TIDA-010243 Block Diagram, Three-Phase + Neutral Configuration depicts the block diagram of the high-level interface used for an ADS131M08-based three-phase energy measurement application. For each phase, the line-to-neutral voltage is directly measured, as well as the current for each line (3 phases) and the current thru the N (neutral) wire.

In the TIDA-010243 block diagram, a current transformer (CT) connects to each current channel and a simple voltage divider is used for dividing down the corresponding voltage of each channel. Each CT has an associated burden resistor that must be connected at all times to protect the measuring device. The selection of the CT and the burden resistor is made based on the manufacturer and current range required for energy measurements.

The choice of voltage divider resistors for the voltage channel is selected to make sure the Mains voltage is divided down to adhere to the normal input ranges of the ADS131M08 device.

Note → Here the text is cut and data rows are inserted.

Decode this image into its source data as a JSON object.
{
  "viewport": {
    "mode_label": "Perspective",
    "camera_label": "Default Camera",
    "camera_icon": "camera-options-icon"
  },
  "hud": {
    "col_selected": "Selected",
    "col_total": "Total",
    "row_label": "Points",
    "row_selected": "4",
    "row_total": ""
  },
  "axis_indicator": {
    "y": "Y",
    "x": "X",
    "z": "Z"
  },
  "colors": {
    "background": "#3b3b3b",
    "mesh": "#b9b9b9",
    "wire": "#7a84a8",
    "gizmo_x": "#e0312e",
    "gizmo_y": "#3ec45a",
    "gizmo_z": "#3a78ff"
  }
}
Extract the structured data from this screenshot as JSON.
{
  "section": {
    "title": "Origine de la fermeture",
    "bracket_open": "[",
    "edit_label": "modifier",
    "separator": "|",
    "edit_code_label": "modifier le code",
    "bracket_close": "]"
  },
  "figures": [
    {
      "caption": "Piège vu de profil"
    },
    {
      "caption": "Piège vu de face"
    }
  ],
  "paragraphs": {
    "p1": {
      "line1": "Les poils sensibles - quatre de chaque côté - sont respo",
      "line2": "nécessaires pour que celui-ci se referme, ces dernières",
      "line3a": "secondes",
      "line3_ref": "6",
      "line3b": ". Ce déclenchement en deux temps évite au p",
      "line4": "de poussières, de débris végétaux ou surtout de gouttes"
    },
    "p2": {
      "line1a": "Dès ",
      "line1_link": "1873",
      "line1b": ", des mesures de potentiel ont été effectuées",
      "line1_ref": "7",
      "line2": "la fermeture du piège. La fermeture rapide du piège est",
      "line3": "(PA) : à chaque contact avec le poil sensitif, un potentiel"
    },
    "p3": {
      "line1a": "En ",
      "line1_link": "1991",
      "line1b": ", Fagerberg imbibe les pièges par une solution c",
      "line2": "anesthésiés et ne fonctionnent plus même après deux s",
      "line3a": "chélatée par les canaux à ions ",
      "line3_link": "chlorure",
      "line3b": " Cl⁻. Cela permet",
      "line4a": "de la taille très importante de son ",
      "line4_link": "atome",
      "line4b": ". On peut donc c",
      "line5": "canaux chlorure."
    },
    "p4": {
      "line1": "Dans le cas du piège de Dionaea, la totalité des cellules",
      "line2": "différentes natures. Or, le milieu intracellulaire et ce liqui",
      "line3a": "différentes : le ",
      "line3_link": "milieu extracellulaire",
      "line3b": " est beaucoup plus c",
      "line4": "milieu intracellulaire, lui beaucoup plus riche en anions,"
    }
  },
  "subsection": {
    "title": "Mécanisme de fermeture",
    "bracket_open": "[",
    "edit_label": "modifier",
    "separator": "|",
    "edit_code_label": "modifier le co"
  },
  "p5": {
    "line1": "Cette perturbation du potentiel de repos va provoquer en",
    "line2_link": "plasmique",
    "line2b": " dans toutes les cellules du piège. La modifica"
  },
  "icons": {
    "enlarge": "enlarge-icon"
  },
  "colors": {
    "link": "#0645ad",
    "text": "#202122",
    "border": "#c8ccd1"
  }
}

Since the ADS131M08 ADCs have a large dynamic range and a large dynamic range is not needed to measure voltage, the voltage front-end circuitry is purposely selected so that the maximum voltage seen at the inputs of the voltage channel ADCs are only a fraction of the full-scale voltage.

Figure 2-1 TIDA-010243 Block Diagram, Three-Phase + Neutral Configuration

By reducing the voltage fed to the three ADS131M08 voltage ADC channels, voltage to current crosstalk, which actually affects metrology accuracy more than voltage ADC accuracy, is reduced at the cost of voltage accuracy, thereby resulting in more accurate energy measurements at lower currents.

The ADS131M08 device interacts with the MSPM0+ MCU in the following manner:

1. The CLKIN clock used by the ADS131M08 device is provided from the M0_CLKOUT clock signal output of the MSPM0G3507 MCU.
2. The ADS131M08 device divides the clock provided on the CLKIN pin by two and uses this divided clock as the delta-sigma modulation clock.
3. When new ADC samples are ready, the ADS131M08 device asserts the DRDY pin, which alerts the MSPM0+ MCU that new samples are available.
4. After being alerted of new samples, the MSPM0+ MCU uses one of the SPIs and two of the DMA channels in the DMA module to get the voltage and current samples from the ADS131M08 device.

The optional TPS3840 device is used as an external SVS for the MSPM0+ MCU. Although the MSPM0+ MCU has internal Power-on reset (POR) and POR as well as a Brownout reset (BOR) supply monitor with four configurable threshold voltages, the external TPS3840 standalone SVS adds redundancy in case of a power failure.

Other signals of interest in Figure 2-1 are the active and reactive energy pulses used for accuracy measurement and calibration. The ISO6720 device provides an isolated connection for these pulses for connecting to non-isolated equipment. This design also supports isolated RS-232 communication through the use of the TPS70933, ISO6731B, and TRS3232E devices. The hardware uses a push switch to select between the RS-485 interface, with ISO6731 and THVD1400 devices, or the RS-232 interface with TRS3232E.

The design can be powered either by applying 3.3 V at TP6 and GND at TP1 directly or by connecting 3.3 V and GND to the Application Board Connector J13. See Header Names and Jumper Settings for more details on the proper jumper connections for powering the board for both options.